Ocupação Laerte, a mostra instala desde sábado, 20, no Itaú Cultural (e que vai até 2 de novembro), atesta pelo menos duas coisas: uma, que o cartunista brasileiro Laerte Coutinho está agora no mesmo nível de ícones mundiais como Will Eisner, Joe Sacco, Robert Crumb, Jules Feiffer, Art Spiegelman e mesmo de alguns de seus mestres, como Henfil e Millôr; outra, que Laerte também se tornou, com seu trabalho, uma espécie de consciência ética de um país, um Grilo Falante de uma nação.

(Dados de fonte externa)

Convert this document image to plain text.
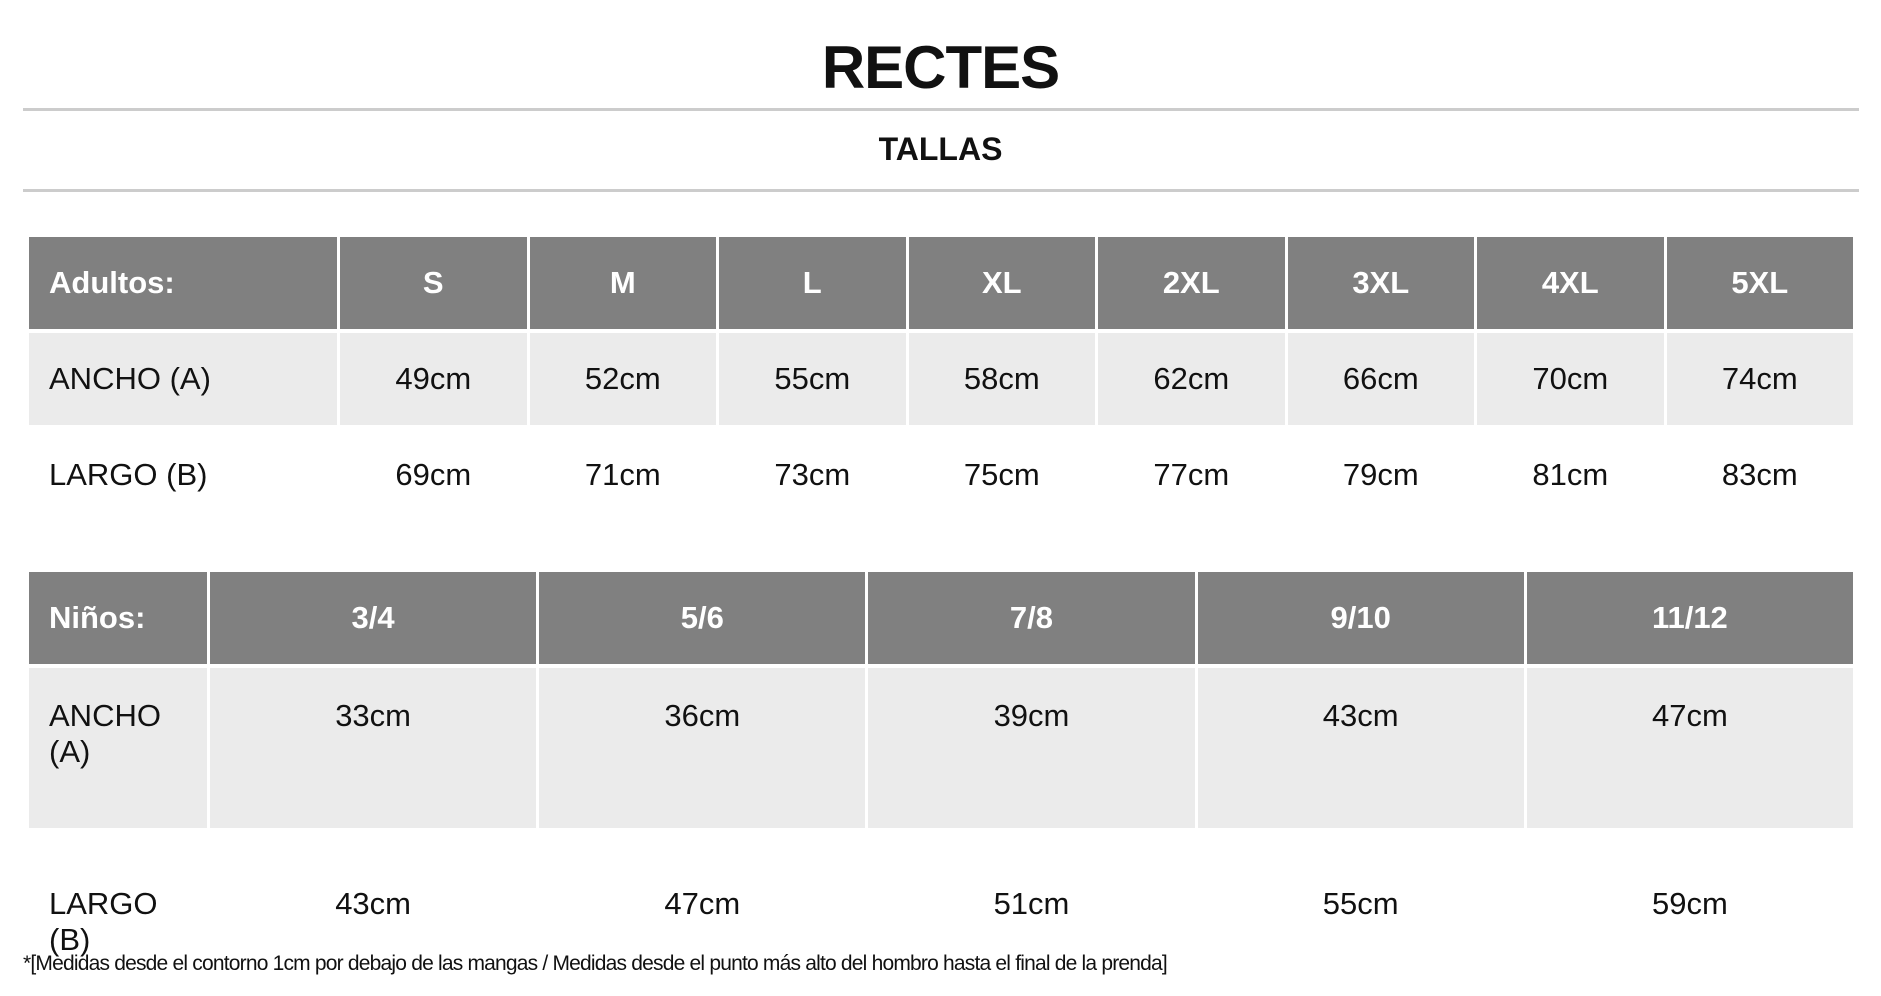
RECTES
TALLAS
Adultos:	S	M	L	XL	2XL	3XL	4XL	5XL
ANCHO (A)	49cm	52cm	55cm	58cm	62cm	66cm	70cm	74cm
LARGO (B)	69cm	71cm	73cm	75cm	77cm	79cm	81cm	83cm
Niños:	3/4	5/6	7/8	9/10	11/12
ANCHO (A)	33cm	36cm	39cm	43cm	47cm
LARGO (B)	43cm	47cm	51cm	55cm	59cm
*[Medidas desde el contorno 1cm por debajo de las mangas / Medidas desde el punto más alto del hombro hasta el final de la prenda]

Pelo nível dos originais expostos, que remontam desde o início do cartunista (da revista sindical Balão, nos anos 1970, ao lado de Luis Gê, até trabalhos recentes, como Laertevisão, um inventário da memória), a exposição se impõe como uma espécie de lugar de peregrinação para todo artista gráfico que ambicione consolidar uma obra relevante.
Pianista, roteirista de cinema, teatro e televisão, ativista, ex-militante do Partidão, pai de três filhos, casado três vezes e atualmente transgênero militante há 10 anos: Laerte Coutinho é multiplataforma, mas é na sua própria capacidade de fazer uma autocrítica constante que reside sua maior força. A abrangência da exposição permite olhar a amplidão da natureza filosófica e política de sua obra.
Em 120 m² de espaço, num projeto expositivo em que o foco não é a descontextualização dos quadrinhos e das tiras (com eventual uso de mirabolantes recursos multimídias), mas a afirmação de sua importância como linguagem, o visitante vai encontrar desde desenhos que Laerte fez com 8 anos até um pequeno manifesto de sua sexualidade (cujo epílogo é uma reprodução de A Origem do Mundo, de Courbet).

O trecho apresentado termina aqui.